Say you have a list of pandas Series objects, each series being of boolean dtype:

boolean_series_list = [s1, s2, s3, ..., sn]

You have another series s which has the same index as all the boolean series in boolean_series_list, and you want to index it to return only values for which True appears at the corresponding index of any of the series in boolean_series_list. How do you do that?

I know the | operator can be used to combine such series:

s[s1|s2]

but how do you do this for the entire list of such series without manually rolling it out into s[s1|s2|s3|...|sn]? Something like:

cond = boolean_series_list[0]
for series in boolean_series_list[1:]:
    cond = cond | series
s[cond]

works, but it seems relatively clunky considering the typically neat high-level interface tha Pandas provides for interacting with Boolean series, like use of the boolean operator | and others in the first place, even though Series objects aren't actual booleans.

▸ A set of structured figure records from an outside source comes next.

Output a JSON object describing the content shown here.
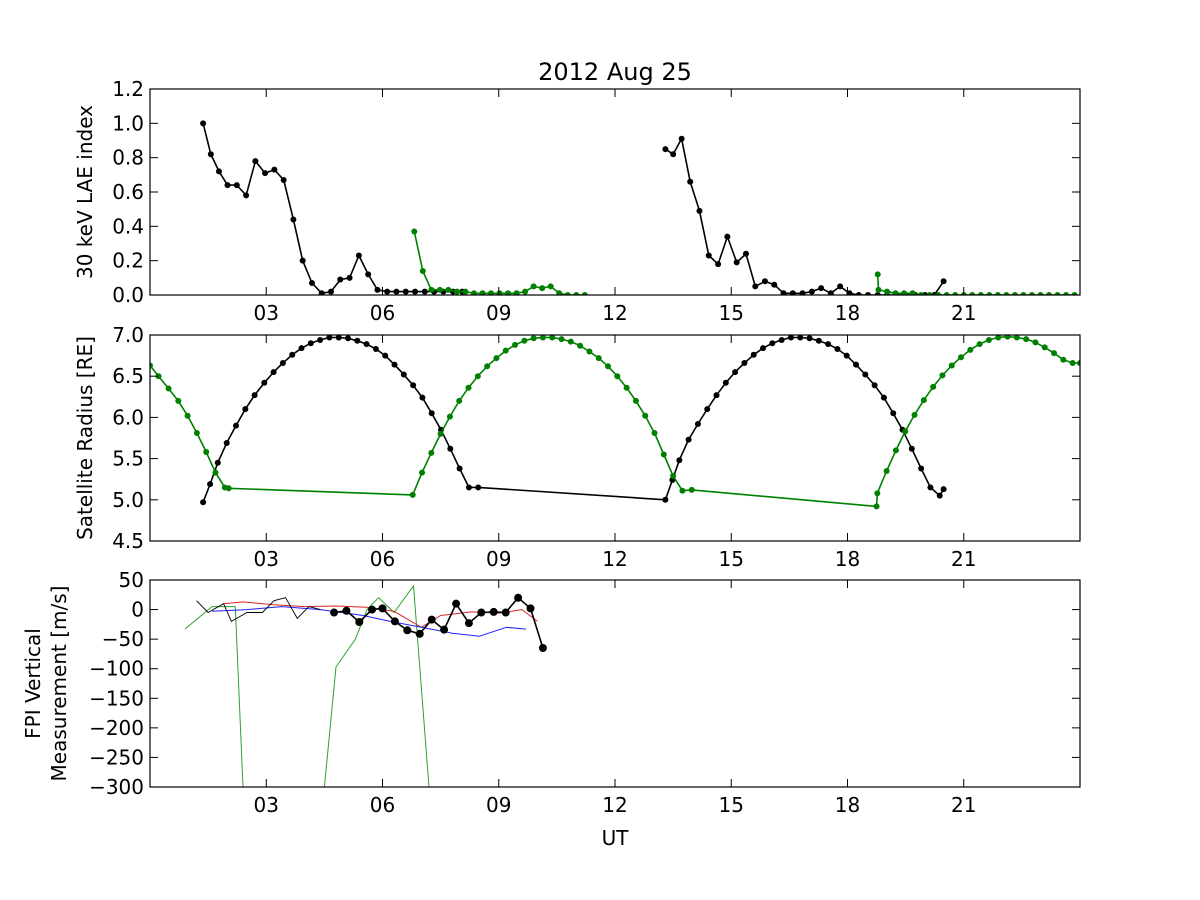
{
  "figure_title": "2012 Aug 25",
  "chart_data": [
    {
      "type": "line",
      "id": "lae",
      "title": "2012 Aug 25",
      "ylabel": "30 keV LAE index",
      "xlabel": "",
      "xlim": [
        0,
        24
      ],
      "ylim": [
        0,
        1.2
      ],
      "yticks": [
        0.0,
        0.2,
        0.4,
        0.6,
        0.8,
        1.0,
        1.2
      ],
      "yticklabels": [
        "0.0",
        "0.2",
        "0.4",
        "0.6",
        "0.8",
        "1.0",
        "1.2"
      ],
      "xticks": [
        3,
        6,
        9,
        12,
        15,
        18,
        21
      ],
      "xticklabels": [
        "03",
        "06",
        "09",
        "12",
        "15",
        "18",
        "21"
      ],
      "series": [
        {
          "color": "#000000",
          "marker": "dot",
          "x": [
            1.37,
            1.57,
            1.78,
            2.0,
            2.24,
            2.48,
            2.72,
            2.97,
            3.21,
            3.45,
            3.7,
            3.94,
            4.18,
            4.43,
            4.67,
            4.91,
            5.15,
            5.39,
            5.63,
            5.87,
            6.12,
            6.36,
            6.6,
            6.84,
            7.09,
            7.33,
            7.57,
            7.82,
            8.06,
            null,
            13.3,
            13.5,
            13.72,
            13.94,
            14.18,
            14.42,
            14.66,
            14.9,
            15.14,
            15.38,
            15.62,
            15.87,
            16.11,
            16.35,
            16.59,
            16.84,
            17.08,
            17.32,
            17.57,
            17.81,
            18.05,
            18.29,
            18.53,
            18.78,
            19.02,
            19.27,
            19.51,
            19.75,
            20.0,
            20.24,
            20.48
          ],
          "y": [
            1.0,
            0.82,
            0.72,
            0.64,
            0.64,
            0.58,
            0.78,
            0.71,
            0.73,
            0.67,
            0.44,
            0.2,
            0.07,
            0.01,
            0.02,
            0.09,
            0.1,
            0.23,
            0.12,
            0.03,
            0.02,
            0.02,
            0.02,
            0.02,
            0.02,
            0.02,
            0.02,
            0.02,
            0.02,
            null,
            0.85,
            0.82,
            0.91,
            0.66,
            0.49,
            0.23,
            0.18,
            0.34,
            0.19,
            0.24,
            0.05,
            0.08,
            0.06,
            0.01,
            0.01,
            0.01,
            0.02,
            0.04,
            0.01,
            0.05,
            0.01,
            0.0,
            0.0,
            0.0,
            0.0,
            0.0,
            0.0,
            0.0,
            0.0,
            0.0,
            0.08
          ]
        },
        {
          "color": "#008000",
          "marker": "dot",
          "x": [
            6.82,
            7.04,
            7.26,
            7.48,
            7.7,
            7.92,
            8.14,
            8.36,
            8.58,
            8.8,
            9.02,
            9.24,
            9.46,
            9.68,
            9.9,
            10.12,
            10.34,
            10.56,
            10.78,
            11.0,
            11.22,
            null,
            18.78,
            18.8,
            19.02,
            19.24,
            19.46,
            19.68,
            19.9,
            20.12,
            20.34,
            20.56,
            20.78,
            21.0,
            21.22,
            21.44,
            21.66,
            21.88,
            22.1,
            22.32,
            22.54,
            22.76,
            22.98,
            23.2,
            23.42,
            23.64,
            23.86
          ],
          "y": [
            0.37,
            0.14,
            0.03,
            0.03,
            0.03,
            0.02,
            0.02,
            0.01,
            0.01,
            0.01,
            0.01,
            0.01,
            0.01,
            0.02,
            0.05,
            0.04,
            0.05,
            0.01,
            0.0,
            0.0,
            0.0,
            null,
            0.12,
            0.03,
            0.02,
            0.01,
            0.01,
            0.01,
            0.0,
            0.0,
            0.0,
            0.0,
            0.0,
            0.0,
            0.0,
            0.0,
            0.0,
            0.0,
            0.0,
            0.0,
            0.0,
            0.0,
            0.0,
            0.0,
            0.0,
            0.0,
            0.0
          ]
        }
      ]
    },
    {
      "type": "line",
      "id": "radius",
      "title": "",
      "ylabel": "Satellite Radius [RE]",
      "xlabel": "",
      "xlim": [
        0,
        24
      ],
      "ylim": [
        4.5,
        7.0
      ],
      "yticks": [
        4.5,
        5.0,
        5.5,
        6.0,
        6.5,
        7.0
      ],
      "yticklabels": [
        "4.5",
        "5.0",
        "5.5",
        "6.0",
        "6.5",
        "7.0"
      ],
      "xticks": [
        3,
        6,
        9,
        12,
        15,
        18,
        21
      ],
      "xticklabels": [
        "03",
        "06",
        "09",
        "12",
        "15",
        "18",
        "21"
      ],
      "series": [
        {
          "color": "#000000",
          "marker": "dot",
          "x": [
            1.37,
            1.55,
            1.75,
            1.98,
            2.22,
            2.46,
            2.7,
            2.95,
            3.19,
            3.43,
            3.67,
            3.91,
            4.15,
            4.39,
            4.63,
            4.87,
            5.11,
            5.35,
            5.59,
            5.83,
            6.07,
            6.31,
            6.55,
            6.79,
            7.03,
            7.27,
            7.51,
            7.75,
            7.99,
            8.23,
            8.47,
            13.3,
            13.48,
            13.66,
            13.9,
            14.14,
            14.38,
            14.62,
            14.86,
            15.1,
            15.34,
            15.58,
            15.82,
            16.06,
            16.3,
            16.54,
            16.78,
            17.02,
            17.26,
            17.5,
            17.74,
            17.98,
            18.22,
            18.46,
            18.7,
            18.94,
            19.18,
            19.42,
            19.66,
            19.9,
            20.14,
            20.38,
            20.48
          ],
          "y": [
            4.97,
            5.19,
            5.45,
            5.69,
            5.9,
            6.1,
            6.27,
            6.42,
            6.55,
            6.66,
            6.76,
            6.84,
            6.9,
            6.94,
            6.97,
            6.97,
            6.96,
            6.93,
            6.89,
            6.83,
            6.75,
            6.64,
            6.52,
            6.39,
            6.24,
            6.05,
            5.85,
            5.62,
            5.38,
            5.15,
            5.15,
            5.0,
            5.24,
            5.48,
            5.73,
            5.92,
            6.1,
            6.27,
            6.42,
            6.55,
            6.66,
            6.76,
            6.84,
            6.9,
            6.94,
            6.97,
            6.97,
            6.96,
            6.93,
            6.89,
            6.83,
            6.75,
            6.64,
            6.52,
            6.39,
            6.24,
            6.05,
            5.85,
            5.62,
            5.38,
            5.15,
            5.05,
            5.13
          ]
        },
        {
          "color": "#008000",
          "marker": "dot",
          "x": [
            0.0,
            0.22,
            0.48,
            0.73,
            0.97,
            1.21,
            1.45,
            1.69,
            1.93,
            2.03,
            6.78,
            7.02,
            7.26,
            7.5,
            7.74,
            7.98,
            8.22,
            8.46,
            8.7,
            8.94,
            9.18,
            9.42,
            9.66,
            9.9,
            10.14,
            10.38,
            10.62,
            10.86,
            11.1,
            11.34,
            11.58,
            11.82,
            12.06,
            12.3,
            12.54,
            12.78,
            13.02,
            13.26,
            13.5,
            13.74,
            13.98,
            18.75,
            18.77,
            19.01,
            19.25,
            19.49,
            19.73,
            19.97,
            20.21,
            20.45,
            20.69,
            20.93,
            21.17,
            21.41,
            21.65,
            21.89,
            22.13,
            22.37,
            22.61,
            22.85,
            23.09,
            23.33,
            23.57,
            23.81,
            24.0
          ],
          "y": [
            6.63,
            6.5,
            6.35,
            6.2,
            6.02,
            5.81,
            5.58,
            5.33,
            5.15,
            5.14,
            5.06,
            5.33,
            5.57,
            5.8,
            6.01,
            6.2,
            6.36,
            6.5,
            6.62,
            6.72,
            6.81,
            6.88,
            6.93,
            6.96,
            6.97,
            6.97,
            6.95,
            6.92,
            6.87,
            6.8,
            6.72,
            6.62,
            6.5,
            6.36,
            6.2,
            6.02,
            5.81,
            5.55,
            5.29,
            5.11,
            5.12,
            4.92,
            5.08,
            5.35,
            5.6,
            5.83,
            6.03,
            6.21,
            6.37,
            6.51,
            6.63,
            6.73,
            6.82,
            6.89,
            6.94,
            6.97,
            6.98,
            6.97,
            6.95,
            6.91,
            6.85,
            6.78,
            6.7,
            6.66,
            6.66
          ]
        }
      ]
    },
    {
      "type": "line",
      "id": "fpi",
      "title": "",
      "ylabel": [
        "FPI Vertical",
        "Measurement [m/s]"
      ],
      "xlabel": "UT",
      "xlim": [
        0,
        24
      ],
      "ylim": [
        -300,
        50
      ],
      "yticks": [
        50,
        0,
        -50,
        -100,
        -150,
        -200,
        -250,
        -300
      ],
      "yticklabels": [
        "50",
        "0",
        "−50",
        "−100",
        "−150",
        "−200",
        "−250",
        "−300"
      ],
      "xticks": [
        3,
        6,
        9,
        12,
        15,
        18,
        21
      ],
      "xticklabels": [
        "03",
        "06",
        "09",
        "12",
        "15",
        "18",
        "21"
      ],
      "series": [
        {
          "color": "#2ca02c",
          "marker": "none",
          "x": [
            0.9,
            1.6,
            2.2,
            2.4,
            2.6,
            4.5,
            4.8,
            5.3,
            5.6,
            5.9,
            6.3,
            6.8,
            7.2
          ],
          "y": [
            -33,
            5,
            5,
            -300,
            -400,
            -300,
            -97,
            -50,
            0,
            20,
            -5,
            40,
            -300
          ]
        },
        {
          "color": "#d62728",
          "marker": "none",
          "x": [
            1.9,
            2.4,
            3.2,
            4.0,
            4.8,
            5.6,
            6.3,
            7.0,
            7.5,
            8.3,
            9.0,
            9.6,
            10.0
          ],
          "y": [
            10,
            13,
            8,
            5,
            6,
            4,
            -3,
            -30,
            -10,
            -4,
            -6,
            0,
            -20
          ]
        },
        {
          "color": "#1f1fff",
          "marker": "none",
          "x": [
            1.6,
            2.5,
            3.4,
            4.4,
            5.5,
            6.2,
            7.0,
            7.8,
            8.5,
            9.2,
            9.7
          ],
          "y": [
            -3,
            0,
            5,
            0,
            -10,
            -20,
            -30,
            -40,
            -45,
            -30,
            -33
          ]
        },
        {
          "color": "#000000",
          "marker": "none",
          "thin": true,
          "x": [
            1.2,
            1.5,
            1.9,
            2.1,
            2.5,
            2.9,
            3.2,
            3.5,
            3.8,
            4.1,
            4.4
          ],
          "y": [
            15,
            -5,
            10,
            -20,
            -5,
            -5,
            15,
            20,
            -15,
            5,
            0
          ]
        },
        {
          "color": "#000000",
          "marker": "dot",
          "x": [
            4.75,
            5.07,
            5.4,
            5.73,
            6.0,
            6.32,
            6.64,
            6.96,
            7.27,
            7.59,
            7.9,
            8.23,
            8.55,
            8.87,
            9.18,
            9.5,
            9.82,
            10.14
          ],
          "y": [
            -5,
            -2,
            -21,
            0,
            2,
            -20,
            -35,
            -41,
            -17,
            -34,
            10,
            -23,
            -5,
            -4,
            -5,
            20,
            2,
            -65
          ]
        }
      ]
    }
  ]
}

With actual booleans in Python, you can just use the built-in any() function, but any(boolean_series_list) returns:

ValueError: The truth value of a Series is ambiguous. Use a.empty, a.bool(), a.item(), a.any() or a.all().

so is there any neat equivalent to any() for Pandas objects?

Similar question for the & operator, which for actual booleans is served by the built-in all(), etc.


Solution

  • You can first gather all the boolean series into one dataframe, then use any to aggregate the conditions into one series:

    cond = pd.concat(boolean_series_list, axis=1).any(axis=1)
    s[cond]
    

    To get the equivalent of using chained & operators you can similarly use all instead of any.